Software-defined networks and Network Functions Virtualization will redefine enterprise computing and change the dynamics of the cloud. Data thefts and professional hacks will grow, and development teams will shift their focus from adding new features to hardening against attacks. Those are two of my predictions for 2015.
Big Security: As 2014 came to a close, huge credit-card breaches from retailers like Target faded into the background. Why? The Sony Pictures hack, and the release of an incredible amount of corporate data, made us ask a bigger question: “What is all that information doing on the network anyway?” Attackers took off with Sony Pictures’ spreadsheets about executive salaries, confidential e-mails about actors and actresses, and much, much more.
What information could determined, professional hackers make off with from your own company? If it’s on the network, if it’s on a server, then it could be stolen. And if hackers can gain access to your cloud systems (perhaps through social engineering, perhaps by exploiting bugs), then it’s game over. From pre-released movies and music albums by artists like Madonna, to sensitive healthcare data and credit-card numbers, if it’s on a network, it’s fair game.
No matter where you turn, vulnerabilities are everywhere. Apple patched a hole in its Network Time Protocol implementation. Who’d have thought attackers would use NTP? GitHub has new security flaws. ICANN has scary security flaws. Microsoft released flawed updates. Inexpensive Android phones and tablets are found to have backdoor malware baked right into the devices. I believe that 2015 will demonstrate that attackers can go anywhere and steal anything.
That’s why I think that savvy development organizations will focus on reviewing their new code and existing applications, prioritizing security over adding new functionality. It’s not fun, but it’s 100% necessary.
Big Cloud: Software-defined networking and Network Functions Virtualization are reinventing the network. The fuzzy line between intranet and Internet is getting fuzzier. Cloud Ethernet is linking the data center directly to the cloud. The network edge and core are indistinguishable. SDN and NFV are pushing functions like caching, encryption, load balancing and firewalls into the cloud, improving efficiency and enhancing the user experience.
In the next year, mainstream enterprise developers will begin writing (and rewriting) back-end applications to specifically target and leverage SDN/NFV-based networks. The question of whether the application is going to run on-premises or in the cloud will cease to be relevant. In addition, as cloud providers become more standards-based and interoperable, enterprises will gain more confidence in that model of computing. Get used to cloud APIs; they are the future.
Looking to boost your job skills?
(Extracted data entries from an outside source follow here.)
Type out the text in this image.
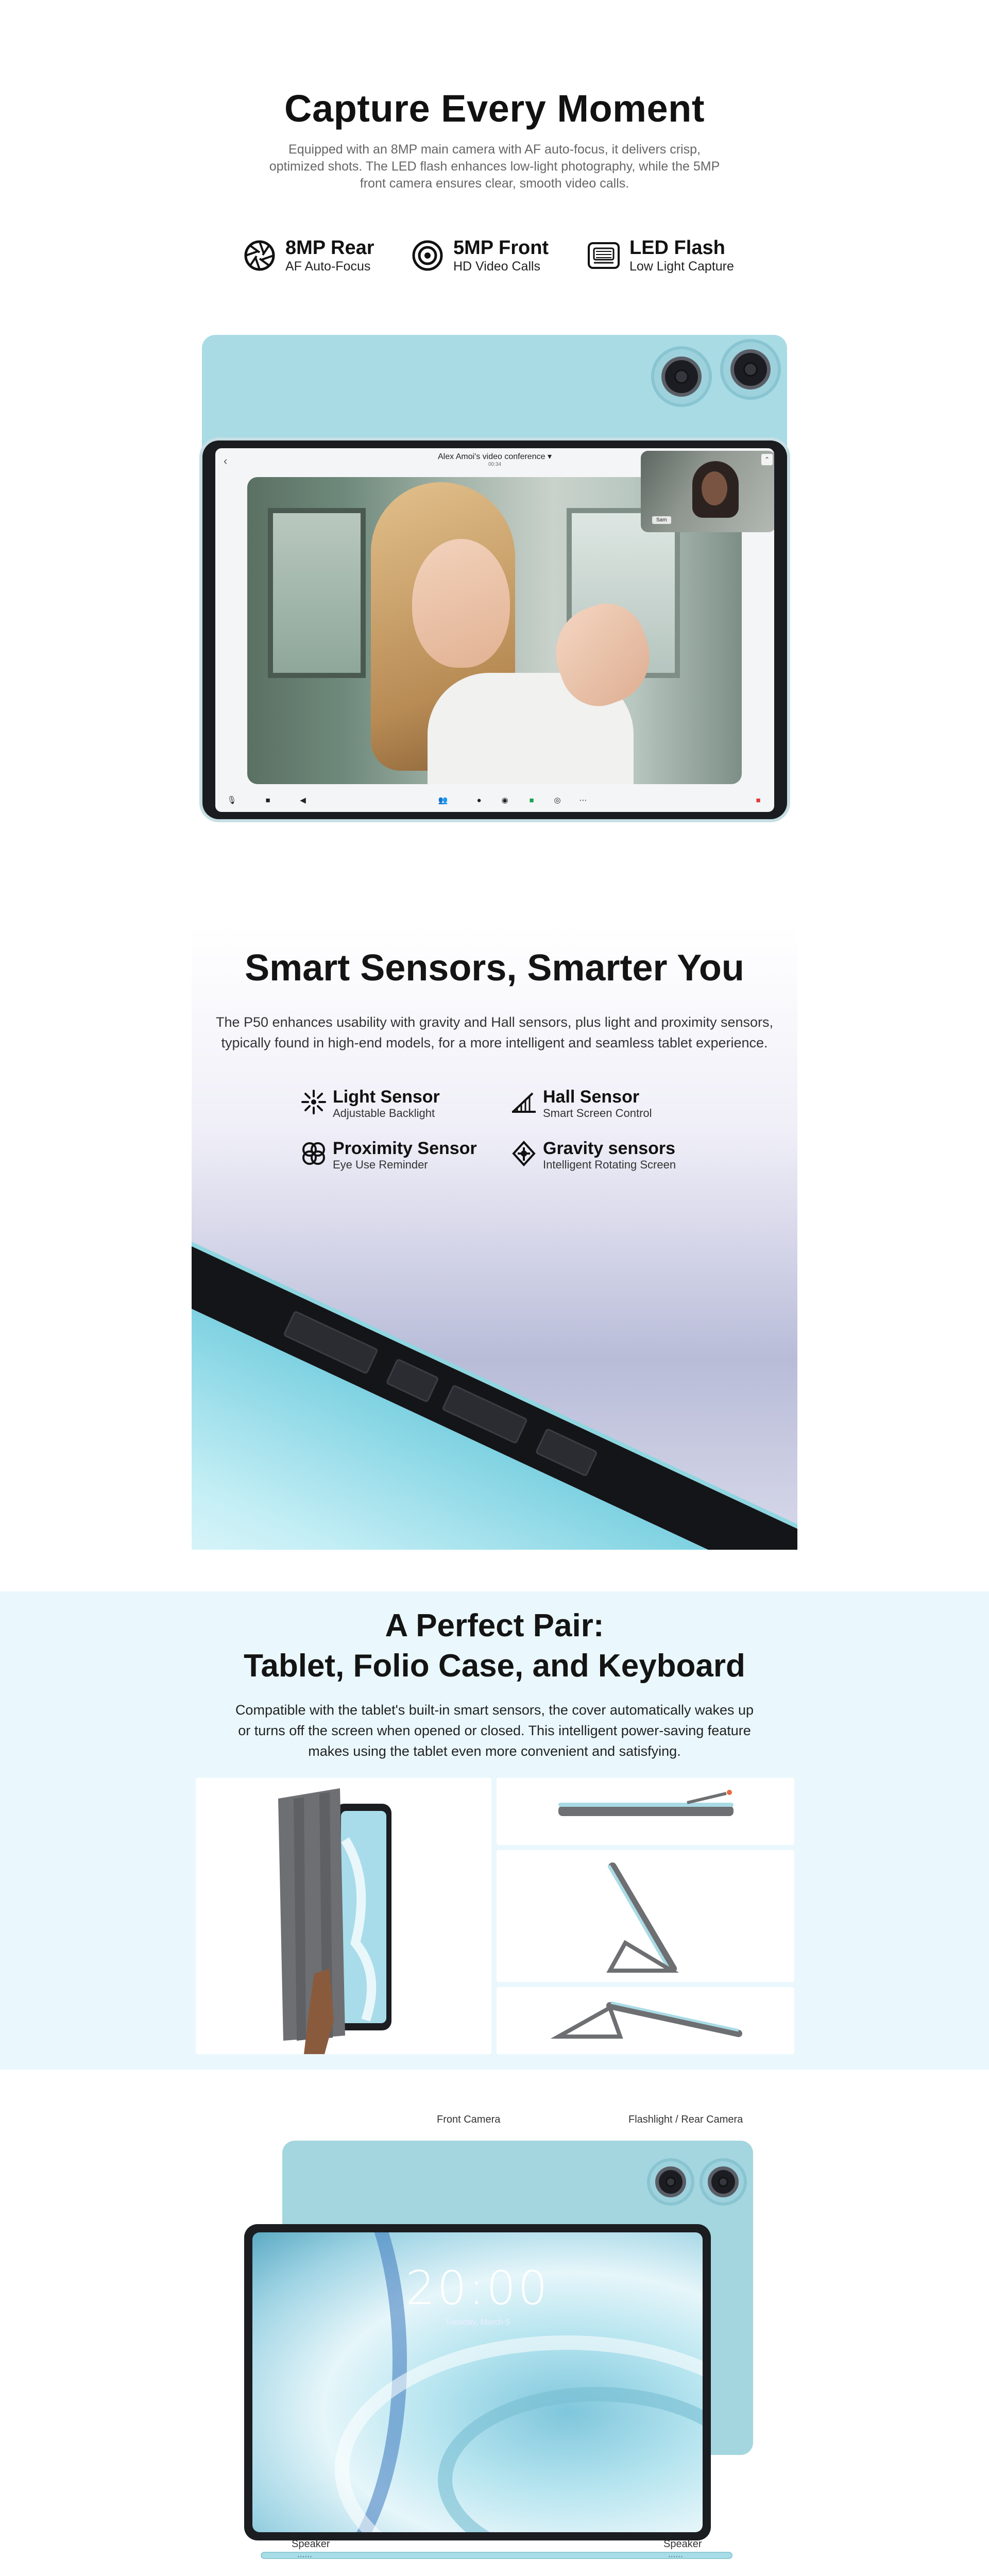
Capture Every Moment
Equipped with an 8MP main camera with AF auto-focus, it delivers crisp,
optimized shots. The LED flash enhances low-light photography, while the 5MP
front camera ensures clear, smooth video calls.
8MP Rear
AF Auto-Focus
5MP Front
HD Video Calls
LED Flash
Low Light Capture
Alex Amoi's video conference ▾
00:34
‹
Sam
⌃
🎙	■	◀	👥	●	◉	■	◎ ⋯	■
Smart Sensors, Smarter You
The P50 enhances usability with gravity and Hall sensors, plus light and proximity sensors,
typically found in high-end models, for a more intelligent and seamless tablet experience.
Light Sensor
Adjustable Backlight
Hall Sensor
Smart Screen Control
Proximity Sensor
Eye Use Reminder
Gravity sensors
Intelligent Rotating Screen
A Perfect Pair:
Tablet, Folio Case, and Keyboard
Compatible with the tablet's built-in smart sensors, the cover automatically wakes up
or turns off the screen when opened or closed. This intelligent power-saving feature
makes using the tablet even more convenient and satisfying.
Front Camera	Flashlight / Rear Camera
20:00
Tuesday, March 5
Speaker	Speaker
••••••	••••••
Learn about SDN and NFV. Want to bolster your development team’s efforts? Study your corporate networking infrastructure, and tailor your efforts to matching the long-term IT plans. And put security first—both of your development environments and your deployed applications.
Big Goodbye: The tech media world is constantly changing, and not always for the better. The biggest one is the sunsetting of Dr. Dobb’s Journal, a website for serious programmers, and an enthusiastic bridge between the worlds of computer science and enterprise computing. After 38 years in print and online, the website will continue, but no new articles or content will be commissioned or published.
DDJ was the greatest programming magazine ever. There’s a lot that can be said about its sad demise, and I will refer you to two people who are quite eloquent on the subject: Andrew Binstock, the editor of DDJ, and Larry O’Brien, SD Times columnist and former editor of Software Development Magazine, which was folded into DDJ a long time ago.
Speaking as a long-time reader—and as one of the founding judges of DDJ’s Jolt Awards—I can assure you that Dr. Dobb’s will be missed.